MS is considered to be an autoimmune disorder of unknown etiology. The pathogenesis of the disease remains obscure, but genetic factors are considered to be contributory. In the HLA, there was an association between DRB1*1501 and MS in our study as well as in Caucasian. With respect to the genetics of MS, it is possible that non-HLA genes have a pathogenetic role. Because a case-control study design might provide spurious results attributable to population stratification, including negative findings such as those reported in the present study, additional studies are necessary to exclude the possibility of type 2 errors. Population association studies that compare the frequency of variants between cases and controls might be particularly effective and might be a powerful assay for common genetic variants of weak effect [19]. While our results are not entirely consistent with those of another report examining other ethnicities [15], this inconsistency might be due, in part, to differences in the polymorphism background of the different ethnic group. Further research in gene polymorphisms present in other ethnic groups is needed, as well as further research in the Japanese patient group. In addition, susceptibility genes might provide a small individual contribution in MS, thus their identification might be important for providing clues to the pathogenesis of the different clinical forms of the disease and for designing the most effective therapy for each individual patient.
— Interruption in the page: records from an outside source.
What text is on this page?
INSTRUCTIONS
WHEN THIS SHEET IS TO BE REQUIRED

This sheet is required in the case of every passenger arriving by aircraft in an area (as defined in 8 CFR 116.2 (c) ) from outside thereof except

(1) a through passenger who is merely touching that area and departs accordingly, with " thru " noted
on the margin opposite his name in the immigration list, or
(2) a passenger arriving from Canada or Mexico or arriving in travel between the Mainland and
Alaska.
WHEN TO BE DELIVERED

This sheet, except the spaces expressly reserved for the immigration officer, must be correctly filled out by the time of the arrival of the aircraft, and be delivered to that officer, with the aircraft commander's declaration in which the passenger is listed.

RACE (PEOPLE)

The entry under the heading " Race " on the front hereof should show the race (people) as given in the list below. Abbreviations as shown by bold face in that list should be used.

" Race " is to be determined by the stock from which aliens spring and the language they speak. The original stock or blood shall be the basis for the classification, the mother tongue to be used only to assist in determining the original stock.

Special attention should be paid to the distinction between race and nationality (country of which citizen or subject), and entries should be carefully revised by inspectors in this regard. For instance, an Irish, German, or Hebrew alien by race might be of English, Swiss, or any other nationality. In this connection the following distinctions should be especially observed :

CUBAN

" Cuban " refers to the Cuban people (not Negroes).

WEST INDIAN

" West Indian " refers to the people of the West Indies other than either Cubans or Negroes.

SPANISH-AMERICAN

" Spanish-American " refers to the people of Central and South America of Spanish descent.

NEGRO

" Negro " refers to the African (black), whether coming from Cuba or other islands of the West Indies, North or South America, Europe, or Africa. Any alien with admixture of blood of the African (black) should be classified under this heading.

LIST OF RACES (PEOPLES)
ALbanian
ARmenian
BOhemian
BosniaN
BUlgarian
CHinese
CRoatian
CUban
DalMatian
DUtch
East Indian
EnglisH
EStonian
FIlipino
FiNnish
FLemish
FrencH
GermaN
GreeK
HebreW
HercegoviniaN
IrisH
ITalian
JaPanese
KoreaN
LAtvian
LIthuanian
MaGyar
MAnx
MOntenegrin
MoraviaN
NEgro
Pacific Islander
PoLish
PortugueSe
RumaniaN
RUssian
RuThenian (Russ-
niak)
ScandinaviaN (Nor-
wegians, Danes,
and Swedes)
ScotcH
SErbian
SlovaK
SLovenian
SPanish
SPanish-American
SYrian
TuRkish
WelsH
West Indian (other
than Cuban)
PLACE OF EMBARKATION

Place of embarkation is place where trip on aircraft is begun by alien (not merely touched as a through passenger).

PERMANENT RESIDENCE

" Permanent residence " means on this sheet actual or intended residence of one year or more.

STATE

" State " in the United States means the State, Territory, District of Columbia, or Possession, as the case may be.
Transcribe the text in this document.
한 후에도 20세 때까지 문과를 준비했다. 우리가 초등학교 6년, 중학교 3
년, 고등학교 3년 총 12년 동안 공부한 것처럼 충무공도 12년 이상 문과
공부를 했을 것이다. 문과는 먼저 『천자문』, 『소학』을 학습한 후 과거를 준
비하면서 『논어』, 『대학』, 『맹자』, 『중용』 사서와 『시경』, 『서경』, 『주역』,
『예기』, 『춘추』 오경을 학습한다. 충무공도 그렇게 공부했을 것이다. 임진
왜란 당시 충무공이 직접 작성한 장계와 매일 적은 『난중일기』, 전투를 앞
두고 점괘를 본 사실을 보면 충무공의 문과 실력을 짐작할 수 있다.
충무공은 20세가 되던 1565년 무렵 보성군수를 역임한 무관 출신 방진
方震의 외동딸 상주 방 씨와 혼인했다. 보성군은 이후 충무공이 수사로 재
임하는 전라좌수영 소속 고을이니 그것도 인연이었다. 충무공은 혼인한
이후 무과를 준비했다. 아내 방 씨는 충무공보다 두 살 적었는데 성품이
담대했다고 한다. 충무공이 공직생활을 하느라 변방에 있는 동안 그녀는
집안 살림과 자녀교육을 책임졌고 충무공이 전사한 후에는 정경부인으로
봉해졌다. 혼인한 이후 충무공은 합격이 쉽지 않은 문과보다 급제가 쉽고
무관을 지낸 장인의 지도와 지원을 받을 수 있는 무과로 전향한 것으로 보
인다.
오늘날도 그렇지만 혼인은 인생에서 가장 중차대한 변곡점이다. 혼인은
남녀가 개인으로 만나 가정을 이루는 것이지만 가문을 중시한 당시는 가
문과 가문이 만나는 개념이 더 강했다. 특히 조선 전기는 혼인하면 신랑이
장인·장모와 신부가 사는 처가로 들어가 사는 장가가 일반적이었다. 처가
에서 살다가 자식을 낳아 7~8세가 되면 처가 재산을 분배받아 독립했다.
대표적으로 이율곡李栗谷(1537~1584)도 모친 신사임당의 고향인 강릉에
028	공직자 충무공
We investigated Mva I polymorphism on the Apo-1/Fas promoter gene from the DNA of 114 Japanese patients with conventional MS and 121 healthy controls. We found no evidence that the polymorphism contributes to susceptibility to MS. Furthermore, there was no association between Apo-1/Fas gene polymorphisms and clinical course (relapsing-remitting course or secondary-progressive course). No significant association was observed between Apo-1/Fas gene polymorphisms and the age at disease onset.